Given:
The function is:
[tex]f(x)=2x^2-14x+10[/tex]
The function g(x), the image of f(x) after a [tex]r_{y=x}[/tex] (reflection over the line y=x).
To find:
The function g(x).
Solution:
We have,
[tex]f(x)=2x^2-14x+10[/tex]
Substitute [tex]f(x)=y[/tex] in the given function.
[tex]y=2x^2-14x+10[/tex]
The function g(x), the image of f(x) after a [tex]r_{y=x}[/tex] (reflection over the line y=x). So, interchange x and y.
[tex]x=2y^2-14y+10[/tex]
Now, we need to find the value of y.
[tex]x=2(y^2-7y+5)[/tex]
[tex]\dfrac{x}{2}=y^2-7y+5[/tex] [Divide both sides by 2]
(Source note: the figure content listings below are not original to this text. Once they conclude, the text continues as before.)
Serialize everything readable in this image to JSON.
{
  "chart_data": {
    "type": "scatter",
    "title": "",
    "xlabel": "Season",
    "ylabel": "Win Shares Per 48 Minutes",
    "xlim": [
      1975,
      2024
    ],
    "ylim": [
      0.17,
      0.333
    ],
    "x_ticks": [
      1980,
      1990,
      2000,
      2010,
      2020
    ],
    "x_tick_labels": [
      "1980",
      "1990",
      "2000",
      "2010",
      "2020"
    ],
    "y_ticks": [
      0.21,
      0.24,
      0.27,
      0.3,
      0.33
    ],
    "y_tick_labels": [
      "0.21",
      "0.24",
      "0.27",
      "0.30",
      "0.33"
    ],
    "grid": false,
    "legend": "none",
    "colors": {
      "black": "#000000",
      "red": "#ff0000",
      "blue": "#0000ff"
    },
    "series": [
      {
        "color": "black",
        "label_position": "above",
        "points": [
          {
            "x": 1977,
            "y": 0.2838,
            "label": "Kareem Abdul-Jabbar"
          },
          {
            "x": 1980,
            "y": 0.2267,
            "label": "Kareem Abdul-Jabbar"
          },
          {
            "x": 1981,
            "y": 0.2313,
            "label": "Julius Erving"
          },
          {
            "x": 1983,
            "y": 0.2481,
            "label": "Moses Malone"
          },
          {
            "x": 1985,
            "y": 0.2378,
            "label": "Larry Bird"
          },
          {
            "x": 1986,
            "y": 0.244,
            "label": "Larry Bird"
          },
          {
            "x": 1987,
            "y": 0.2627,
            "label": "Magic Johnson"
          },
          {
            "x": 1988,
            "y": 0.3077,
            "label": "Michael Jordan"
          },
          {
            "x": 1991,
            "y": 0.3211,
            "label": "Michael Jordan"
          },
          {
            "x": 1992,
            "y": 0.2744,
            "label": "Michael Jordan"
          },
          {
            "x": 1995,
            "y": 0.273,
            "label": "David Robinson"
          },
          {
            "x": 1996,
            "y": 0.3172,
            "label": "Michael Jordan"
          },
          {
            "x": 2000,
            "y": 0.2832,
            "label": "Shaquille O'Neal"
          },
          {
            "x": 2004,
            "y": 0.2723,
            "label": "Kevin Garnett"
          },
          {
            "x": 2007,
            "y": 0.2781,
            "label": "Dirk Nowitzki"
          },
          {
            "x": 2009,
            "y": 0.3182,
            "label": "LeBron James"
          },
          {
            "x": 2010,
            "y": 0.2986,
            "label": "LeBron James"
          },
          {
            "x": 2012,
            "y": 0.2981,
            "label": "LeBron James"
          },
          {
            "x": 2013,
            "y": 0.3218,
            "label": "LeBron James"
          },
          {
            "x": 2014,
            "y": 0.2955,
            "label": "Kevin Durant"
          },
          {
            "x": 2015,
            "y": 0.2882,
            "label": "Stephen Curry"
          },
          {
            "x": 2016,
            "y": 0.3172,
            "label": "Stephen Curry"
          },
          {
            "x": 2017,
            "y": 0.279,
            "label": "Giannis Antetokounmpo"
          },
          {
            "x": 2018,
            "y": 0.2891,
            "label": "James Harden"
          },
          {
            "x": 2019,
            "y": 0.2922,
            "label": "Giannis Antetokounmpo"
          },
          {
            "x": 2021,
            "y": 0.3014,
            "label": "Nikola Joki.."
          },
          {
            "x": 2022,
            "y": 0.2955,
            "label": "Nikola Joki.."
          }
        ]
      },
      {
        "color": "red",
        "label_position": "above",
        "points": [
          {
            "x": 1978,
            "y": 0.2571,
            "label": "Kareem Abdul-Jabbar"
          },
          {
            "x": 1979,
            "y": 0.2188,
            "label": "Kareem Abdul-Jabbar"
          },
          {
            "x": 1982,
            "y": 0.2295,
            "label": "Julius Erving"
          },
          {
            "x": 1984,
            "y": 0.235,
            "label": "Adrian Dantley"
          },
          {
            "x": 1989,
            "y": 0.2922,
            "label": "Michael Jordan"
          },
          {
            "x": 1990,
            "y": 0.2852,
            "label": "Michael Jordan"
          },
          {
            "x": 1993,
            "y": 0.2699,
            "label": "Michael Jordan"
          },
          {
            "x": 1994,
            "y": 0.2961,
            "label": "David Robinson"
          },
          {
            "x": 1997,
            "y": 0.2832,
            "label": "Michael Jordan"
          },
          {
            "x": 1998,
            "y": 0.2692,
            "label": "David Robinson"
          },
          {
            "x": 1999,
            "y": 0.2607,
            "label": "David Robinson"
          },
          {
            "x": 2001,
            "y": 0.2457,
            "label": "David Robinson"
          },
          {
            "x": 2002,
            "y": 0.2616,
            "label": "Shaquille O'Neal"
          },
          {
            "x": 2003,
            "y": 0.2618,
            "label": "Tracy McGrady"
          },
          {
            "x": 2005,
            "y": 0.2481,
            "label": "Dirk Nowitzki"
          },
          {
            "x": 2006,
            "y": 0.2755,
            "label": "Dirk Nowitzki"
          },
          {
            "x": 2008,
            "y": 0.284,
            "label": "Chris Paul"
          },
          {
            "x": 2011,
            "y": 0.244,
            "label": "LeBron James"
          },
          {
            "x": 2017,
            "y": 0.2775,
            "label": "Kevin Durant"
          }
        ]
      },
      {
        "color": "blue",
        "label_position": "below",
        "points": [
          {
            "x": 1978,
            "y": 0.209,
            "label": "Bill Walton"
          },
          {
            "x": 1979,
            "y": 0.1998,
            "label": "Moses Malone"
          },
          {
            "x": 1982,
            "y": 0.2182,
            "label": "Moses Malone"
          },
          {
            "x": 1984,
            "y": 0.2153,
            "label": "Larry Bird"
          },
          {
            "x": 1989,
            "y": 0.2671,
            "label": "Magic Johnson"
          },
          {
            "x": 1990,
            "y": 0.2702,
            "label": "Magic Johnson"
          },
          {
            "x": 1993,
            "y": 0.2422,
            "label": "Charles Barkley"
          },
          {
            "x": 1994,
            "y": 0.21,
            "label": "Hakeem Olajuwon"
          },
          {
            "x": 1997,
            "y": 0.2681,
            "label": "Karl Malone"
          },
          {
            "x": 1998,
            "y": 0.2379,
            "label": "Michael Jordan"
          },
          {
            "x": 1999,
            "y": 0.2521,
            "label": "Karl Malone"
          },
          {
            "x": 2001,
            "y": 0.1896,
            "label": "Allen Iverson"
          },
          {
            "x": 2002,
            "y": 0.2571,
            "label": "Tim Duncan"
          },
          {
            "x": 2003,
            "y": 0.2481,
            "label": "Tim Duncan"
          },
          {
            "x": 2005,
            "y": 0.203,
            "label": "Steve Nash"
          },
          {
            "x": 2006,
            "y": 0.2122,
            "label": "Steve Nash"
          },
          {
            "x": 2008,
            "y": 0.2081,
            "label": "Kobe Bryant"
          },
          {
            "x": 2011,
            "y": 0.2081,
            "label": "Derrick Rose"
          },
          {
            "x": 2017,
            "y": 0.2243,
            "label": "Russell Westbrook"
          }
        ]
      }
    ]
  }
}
[tex]\dfrac{x}{2}-5=y^2-7y[/tex] [Subtract 5 from both sides]
Add both sides half of square of coefficient of y, i.e. [tex](\dfrac{-7}{2})^2[/tex], to make it perfect square.
[tex]\dfrac{x}{2}-5+(\dfrac{-7}{2})^2=y^2-7y+(\dfrac{-7}{2})^2[/tex]
[tex]\dfrac{x}{2}-5+\dfrac{49}{4}=y^2-7y+(\dfrac{7}{2})^2[/tex]
[tex]\dfrac{x}{2}-5+\dfrac{49}{4}=\left(y-\dfrac{7}{2}\right)^2[/tex] [tex][\because (a-b)^2=a^2-2ab+b^2][/tex]
[tex]\dfrac{x}{2}+\dfrac{49-20}{4}=\left(y-\dfrac{7}{2}\right)^2[/tex]
Taking square root on both sides, we get
[tex]\pm\sqrt{\dfrac{x}{2}+\dfrac{29}{4}}=y-\dfrac{7}{2}[/tex]
[tex]\dfrac{7}{2}\pm\sqrt{\dfrac{2x+29}{4}}=y[/tex]
[tex]\dfrac{7}{2}\pm\dfrac{\sqrt{2x+29}}{2}=y[/tex]
[tex]\dfrac{7\pm \sqrt{2x+29}}{2}=y[/tex]
Substituting [tex]y=g(x)[/tex], we get
[tex]\dfrac{7\pm \sqrt{2x+29}}{2}=g(x)[/tex]
Therefore, the required function is [tex]g(x)=\dfrac{7\pm \sqrt{2x+29}}{2}[/tex].